Eventually, she finds a doctor in Denver who agrees to treat her while minimizing risk to her kidney. He opts for a procedure that other doctors dismissed because they feared it wouldn’t be effective on an amputated leg. 

The treatment involves using a catheter to drip a clot-busting solution into Amy's leg for 24 hours. "It was the most excruciating thing I’ve ever felt," Amy says. "I basically yelled and moaned for 24 hours straight. Even the strongest combination of painkillers didn’t help."

But it works—the clot is gone. The next challenge: to get Amy's blood flowing through her leg again.

Amy spends the next three months recovering. Finally, in June, she feels ready to try on her left prosthetic for the first time. But almost immediately, Amy says, "my leg turned purple and lost circulation at the very bottom."

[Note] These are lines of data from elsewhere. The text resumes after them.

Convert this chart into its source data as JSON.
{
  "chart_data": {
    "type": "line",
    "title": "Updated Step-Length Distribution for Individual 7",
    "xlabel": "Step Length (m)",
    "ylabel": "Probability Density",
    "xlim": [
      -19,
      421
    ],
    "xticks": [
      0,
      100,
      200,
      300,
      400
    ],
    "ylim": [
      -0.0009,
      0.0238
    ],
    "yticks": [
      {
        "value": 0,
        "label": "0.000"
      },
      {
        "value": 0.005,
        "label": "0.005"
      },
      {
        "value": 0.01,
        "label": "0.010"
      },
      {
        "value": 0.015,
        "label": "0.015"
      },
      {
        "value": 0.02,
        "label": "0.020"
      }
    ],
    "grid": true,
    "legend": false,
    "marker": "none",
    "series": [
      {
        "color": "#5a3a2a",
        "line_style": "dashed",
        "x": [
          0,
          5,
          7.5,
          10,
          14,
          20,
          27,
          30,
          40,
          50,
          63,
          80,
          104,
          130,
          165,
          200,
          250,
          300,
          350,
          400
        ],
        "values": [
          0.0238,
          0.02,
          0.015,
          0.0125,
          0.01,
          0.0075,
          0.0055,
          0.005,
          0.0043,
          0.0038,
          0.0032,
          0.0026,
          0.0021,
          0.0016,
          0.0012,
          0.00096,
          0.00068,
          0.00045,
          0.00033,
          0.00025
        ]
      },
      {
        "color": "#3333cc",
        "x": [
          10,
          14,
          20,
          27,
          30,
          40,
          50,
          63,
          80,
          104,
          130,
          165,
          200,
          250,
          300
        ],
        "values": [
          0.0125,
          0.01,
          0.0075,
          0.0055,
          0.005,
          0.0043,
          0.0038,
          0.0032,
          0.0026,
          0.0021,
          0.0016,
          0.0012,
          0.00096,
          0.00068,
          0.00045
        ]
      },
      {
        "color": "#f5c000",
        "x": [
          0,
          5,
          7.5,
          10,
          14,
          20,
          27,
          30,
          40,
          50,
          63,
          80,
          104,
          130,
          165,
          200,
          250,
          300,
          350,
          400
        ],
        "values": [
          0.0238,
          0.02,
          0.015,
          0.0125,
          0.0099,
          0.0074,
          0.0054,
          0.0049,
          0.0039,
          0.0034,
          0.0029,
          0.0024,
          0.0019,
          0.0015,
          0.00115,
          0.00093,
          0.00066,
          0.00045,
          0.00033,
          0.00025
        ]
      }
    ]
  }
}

The culprit: Though the clot is gone, Amy's arteries are drastically shrunken due to the trauma, meaning blood flow to her leg is restricted. "It was bad news after bad news after bad news for about four months straight," Amy says. "The only escape I would have was just to go soak in the bathtub and cry."

The solution to this new hurdle involves a procedure that literally stretches out Amy's arteries. Painful, yes, but ultimately it dramatically improves blood flow and provides relief for some of the discomfort Amy has experienced since February. 

What follows is a recovery regimen that makes me wonder why I can't seem to dedicate five minutes a day to my foam roller. For three hours a day, five days a week, over the course of six weeks, Amy sits inside a hyperbaric oxygen chamber in an attempt to improve circulation in her blood vessels.

She removes all traces of oil, lotion, makeup, and nail polish from her body before entering the submarine-like tank each day, because the high-pressure oxygen levels render everything inside of it highly flammable.

Her first treatment leaves one of her eardrums bruised due to the high pressure inside the chamber—a side effect she knew she was risking going into the procedure—but she finds a doctor to put in tubes and goes back for more. "It really became empowering for me, because it was something that I could do actively every single day to help my body heal and get through this," Amy says.